正在学习神经机器翻译 (Active Learning for Neural Machine Translation)

The machine translation mechanism translates texts automatically between different natural languages, and Neural Machine Translation (NMT) has gained attention for its rational context analysis and fluent translation accuracy. However, processing low-resource languages that lack relevant training attributes like supervised data is a current challenge for Natural Language Processing (NLP). We incorporated a technique known Active Learning with the NMT toolkit Joey NMT to reach sufficient accuracy and robust predictions of low-resource language translation.
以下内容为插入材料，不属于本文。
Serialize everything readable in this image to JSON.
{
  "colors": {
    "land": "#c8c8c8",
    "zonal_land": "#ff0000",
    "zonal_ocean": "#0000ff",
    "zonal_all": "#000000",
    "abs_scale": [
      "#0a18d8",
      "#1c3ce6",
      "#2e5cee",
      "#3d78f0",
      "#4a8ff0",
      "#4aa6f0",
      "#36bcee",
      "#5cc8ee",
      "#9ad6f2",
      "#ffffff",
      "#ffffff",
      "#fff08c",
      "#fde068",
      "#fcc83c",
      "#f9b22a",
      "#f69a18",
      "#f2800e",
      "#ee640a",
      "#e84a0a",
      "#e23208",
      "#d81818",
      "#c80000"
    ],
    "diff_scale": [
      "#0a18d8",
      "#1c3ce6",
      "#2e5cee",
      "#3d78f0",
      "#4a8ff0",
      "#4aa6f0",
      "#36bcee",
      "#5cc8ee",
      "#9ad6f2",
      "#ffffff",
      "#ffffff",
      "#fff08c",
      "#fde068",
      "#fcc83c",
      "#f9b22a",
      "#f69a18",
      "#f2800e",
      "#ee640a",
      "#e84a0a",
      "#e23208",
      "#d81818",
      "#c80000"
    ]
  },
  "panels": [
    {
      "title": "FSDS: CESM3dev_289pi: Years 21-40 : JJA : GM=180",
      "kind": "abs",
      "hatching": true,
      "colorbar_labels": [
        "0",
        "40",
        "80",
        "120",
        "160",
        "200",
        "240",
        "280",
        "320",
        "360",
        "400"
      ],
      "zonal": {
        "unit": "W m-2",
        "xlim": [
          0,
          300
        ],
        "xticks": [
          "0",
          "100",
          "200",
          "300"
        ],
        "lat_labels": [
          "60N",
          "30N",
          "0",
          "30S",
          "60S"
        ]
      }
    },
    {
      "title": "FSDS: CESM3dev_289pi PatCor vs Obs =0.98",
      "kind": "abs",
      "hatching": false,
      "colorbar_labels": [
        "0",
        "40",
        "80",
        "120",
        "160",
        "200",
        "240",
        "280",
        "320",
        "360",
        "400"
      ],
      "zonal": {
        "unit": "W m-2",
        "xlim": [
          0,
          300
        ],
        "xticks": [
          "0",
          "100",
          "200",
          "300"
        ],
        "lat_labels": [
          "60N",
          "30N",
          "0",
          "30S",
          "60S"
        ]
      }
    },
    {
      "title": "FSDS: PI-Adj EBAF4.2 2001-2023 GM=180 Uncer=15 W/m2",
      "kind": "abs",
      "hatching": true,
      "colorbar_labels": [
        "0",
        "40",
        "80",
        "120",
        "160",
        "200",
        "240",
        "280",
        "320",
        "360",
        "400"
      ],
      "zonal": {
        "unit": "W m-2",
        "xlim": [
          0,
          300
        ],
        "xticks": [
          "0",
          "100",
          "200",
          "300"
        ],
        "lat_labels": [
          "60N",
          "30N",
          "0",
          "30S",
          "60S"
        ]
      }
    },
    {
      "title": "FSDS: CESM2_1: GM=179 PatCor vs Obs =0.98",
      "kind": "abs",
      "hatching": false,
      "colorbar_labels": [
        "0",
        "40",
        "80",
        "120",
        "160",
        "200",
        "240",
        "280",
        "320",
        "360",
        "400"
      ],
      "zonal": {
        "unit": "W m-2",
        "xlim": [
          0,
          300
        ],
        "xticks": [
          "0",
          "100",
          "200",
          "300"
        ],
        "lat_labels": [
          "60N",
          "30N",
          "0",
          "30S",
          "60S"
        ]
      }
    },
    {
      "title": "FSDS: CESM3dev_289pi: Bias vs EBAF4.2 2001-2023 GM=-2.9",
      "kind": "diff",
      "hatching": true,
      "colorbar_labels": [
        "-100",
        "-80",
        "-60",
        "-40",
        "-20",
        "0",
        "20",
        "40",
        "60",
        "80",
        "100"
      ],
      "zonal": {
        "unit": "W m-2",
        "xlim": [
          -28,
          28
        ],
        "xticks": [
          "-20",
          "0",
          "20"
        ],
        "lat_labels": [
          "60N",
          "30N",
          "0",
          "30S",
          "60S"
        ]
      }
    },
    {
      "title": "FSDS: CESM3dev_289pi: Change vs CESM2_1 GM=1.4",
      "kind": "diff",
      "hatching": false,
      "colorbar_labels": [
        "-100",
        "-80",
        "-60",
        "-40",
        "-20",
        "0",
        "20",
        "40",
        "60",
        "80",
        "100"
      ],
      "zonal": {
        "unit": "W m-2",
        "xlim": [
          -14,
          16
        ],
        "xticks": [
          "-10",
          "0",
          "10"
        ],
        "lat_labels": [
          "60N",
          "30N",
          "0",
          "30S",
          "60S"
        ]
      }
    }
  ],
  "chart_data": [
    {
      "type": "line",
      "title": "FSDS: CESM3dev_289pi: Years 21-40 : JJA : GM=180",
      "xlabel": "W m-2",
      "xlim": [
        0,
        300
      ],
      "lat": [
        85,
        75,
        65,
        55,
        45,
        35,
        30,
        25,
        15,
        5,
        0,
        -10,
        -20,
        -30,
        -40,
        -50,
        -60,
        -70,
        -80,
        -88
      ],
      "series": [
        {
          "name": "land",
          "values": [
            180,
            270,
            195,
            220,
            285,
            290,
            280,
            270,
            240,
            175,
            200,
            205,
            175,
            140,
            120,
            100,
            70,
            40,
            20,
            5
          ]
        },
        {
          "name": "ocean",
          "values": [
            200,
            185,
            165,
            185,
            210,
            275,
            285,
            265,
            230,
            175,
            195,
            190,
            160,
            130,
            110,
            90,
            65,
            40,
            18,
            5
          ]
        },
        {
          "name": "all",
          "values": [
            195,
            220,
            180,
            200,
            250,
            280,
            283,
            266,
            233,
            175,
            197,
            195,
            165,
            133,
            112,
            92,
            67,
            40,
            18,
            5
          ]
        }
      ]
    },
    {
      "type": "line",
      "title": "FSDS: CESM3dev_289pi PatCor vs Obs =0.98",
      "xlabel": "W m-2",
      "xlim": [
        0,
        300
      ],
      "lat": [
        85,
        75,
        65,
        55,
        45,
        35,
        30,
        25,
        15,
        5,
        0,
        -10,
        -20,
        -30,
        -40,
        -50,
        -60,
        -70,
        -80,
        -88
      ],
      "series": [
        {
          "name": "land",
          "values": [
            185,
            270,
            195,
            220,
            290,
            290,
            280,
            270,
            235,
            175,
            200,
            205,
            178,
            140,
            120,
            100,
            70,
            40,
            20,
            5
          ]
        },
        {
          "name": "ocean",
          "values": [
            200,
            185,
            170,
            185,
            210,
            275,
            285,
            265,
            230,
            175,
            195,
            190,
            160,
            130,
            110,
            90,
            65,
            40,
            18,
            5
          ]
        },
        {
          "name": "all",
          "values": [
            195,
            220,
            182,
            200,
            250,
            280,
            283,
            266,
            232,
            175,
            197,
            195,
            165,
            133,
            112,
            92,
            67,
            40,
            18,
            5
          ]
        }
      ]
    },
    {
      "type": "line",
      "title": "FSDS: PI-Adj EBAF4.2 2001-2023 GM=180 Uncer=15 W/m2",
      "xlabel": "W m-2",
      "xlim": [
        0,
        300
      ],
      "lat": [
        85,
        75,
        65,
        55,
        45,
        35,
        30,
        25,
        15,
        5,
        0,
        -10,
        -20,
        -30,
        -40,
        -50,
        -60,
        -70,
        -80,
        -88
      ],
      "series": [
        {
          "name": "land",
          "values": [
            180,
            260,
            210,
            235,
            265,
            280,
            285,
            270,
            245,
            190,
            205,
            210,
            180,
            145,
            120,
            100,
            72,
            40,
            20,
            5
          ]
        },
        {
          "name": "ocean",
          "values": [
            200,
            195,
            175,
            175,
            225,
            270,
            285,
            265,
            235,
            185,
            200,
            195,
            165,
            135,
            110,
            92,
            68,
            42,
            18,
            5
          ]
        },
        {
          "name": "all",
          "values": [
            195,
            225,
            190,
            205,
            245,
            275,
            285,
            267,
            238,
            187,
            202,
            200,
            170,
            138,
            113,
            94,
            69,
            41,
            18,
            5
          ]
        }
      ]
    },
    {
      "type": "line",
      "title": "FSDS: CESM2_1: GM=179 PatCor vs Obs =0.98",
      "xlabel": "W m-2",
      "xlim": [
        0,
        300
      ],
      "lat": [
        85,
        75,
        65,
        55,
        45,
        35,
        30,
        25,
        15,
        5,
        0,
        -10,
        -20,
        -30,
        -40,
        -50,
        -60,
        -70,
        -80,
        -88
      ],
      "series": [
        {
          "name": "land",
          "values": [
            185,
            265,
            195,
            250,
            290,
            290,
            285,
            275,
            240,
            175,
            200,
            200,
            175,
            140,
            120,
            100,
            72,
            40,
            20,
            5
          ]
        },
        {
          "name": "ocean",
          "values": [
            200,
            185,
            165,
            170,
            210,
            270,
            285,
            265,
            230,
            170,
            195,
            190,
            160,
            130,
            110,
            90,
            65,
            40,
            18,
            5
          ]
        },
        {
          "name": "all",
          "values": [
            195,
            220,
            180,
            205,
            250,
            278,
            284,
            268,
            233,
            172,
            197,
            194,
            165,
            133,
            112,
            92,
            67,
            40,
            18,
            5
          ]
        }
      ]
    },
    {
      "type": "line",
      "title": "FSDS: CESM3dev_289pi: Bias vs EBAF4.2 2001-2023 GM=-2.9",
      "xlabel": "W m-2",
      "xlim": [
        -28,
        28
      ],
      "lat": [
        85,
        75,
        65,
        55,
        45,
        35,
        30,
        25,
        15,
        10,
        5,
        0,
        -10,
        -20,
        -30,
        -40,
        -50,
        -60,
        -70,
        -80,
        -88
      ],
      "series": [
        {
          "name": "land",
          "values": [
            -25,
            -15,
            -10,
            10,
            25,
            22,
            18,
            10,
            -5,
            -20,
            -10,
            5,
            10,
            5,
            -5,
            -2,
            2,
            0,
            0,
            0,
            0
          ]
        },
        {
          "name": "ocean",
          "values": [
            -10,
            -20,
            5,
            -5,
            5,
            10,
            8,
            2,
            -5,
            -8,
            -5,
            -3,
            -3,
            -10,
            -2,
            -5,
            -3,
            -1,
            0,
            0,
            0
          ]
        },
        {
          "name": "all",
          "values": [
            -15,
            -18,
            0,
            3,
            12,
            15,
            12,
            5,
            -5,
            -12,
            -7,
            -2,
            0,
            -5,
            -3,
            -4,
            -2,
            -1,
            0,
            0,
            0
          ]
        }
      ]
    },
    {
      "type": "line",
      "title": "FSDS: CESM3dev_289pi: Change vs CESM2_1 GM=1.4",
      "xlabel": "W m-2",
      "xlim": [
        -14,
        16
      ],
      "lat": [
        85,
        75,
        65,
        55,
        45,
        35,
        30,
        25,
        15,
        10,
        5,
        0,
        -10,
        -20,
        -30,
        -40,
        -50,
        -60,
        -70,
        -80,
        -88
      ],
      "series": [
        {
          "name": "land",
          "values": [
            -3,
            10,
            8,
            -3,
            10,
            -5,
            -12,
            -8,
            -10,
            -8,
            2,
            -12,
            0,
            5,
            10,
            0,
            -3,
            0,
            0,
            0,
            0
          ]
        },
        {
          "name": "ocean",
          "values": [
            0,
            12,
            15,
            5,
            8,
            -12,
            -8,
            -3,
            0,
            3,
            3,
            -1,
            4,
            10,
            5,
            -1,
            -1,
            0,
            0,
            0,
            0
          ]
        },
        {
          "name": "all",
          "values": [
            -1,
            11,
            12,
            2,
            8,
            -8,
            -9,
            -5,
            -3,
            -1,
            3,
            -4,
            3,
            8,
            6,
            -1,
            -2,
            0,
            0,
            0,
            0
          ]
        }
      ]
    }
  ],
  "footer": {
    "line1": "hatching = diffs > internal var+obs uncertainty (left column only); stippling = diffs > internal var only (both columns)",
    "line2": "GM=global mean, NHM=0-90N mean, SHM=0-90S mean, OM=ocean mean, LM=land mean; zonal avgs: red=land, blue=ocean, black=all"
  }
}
With active learning, a semi-supervised machine learning strategy, the training algorithm determines which unlabeled data would be the most beneficial for obtaining labels using selected query techniques. We implemented two model-driven acquisition functions for selecting the samples to be validated. This work uses transformer-based NMT systems; baseline model (BM), fully trained model (FTM) , active learning least confidence based model (ALLCM), and active learning margin sampling based model (ALMSM) when translating English to Hindi. The Bilingual Evaluation Understudy (BLEU) metric has been used to evaluate system results. The BLEU scores of BM, FTM, ALLCM and ALMSM systems are 16.26, 22.56 , 24.54, and 24.20, respectively. The findings in this paper demonstrate that active learning techniques helps the model to converge early and improve the overall quality of the translation system.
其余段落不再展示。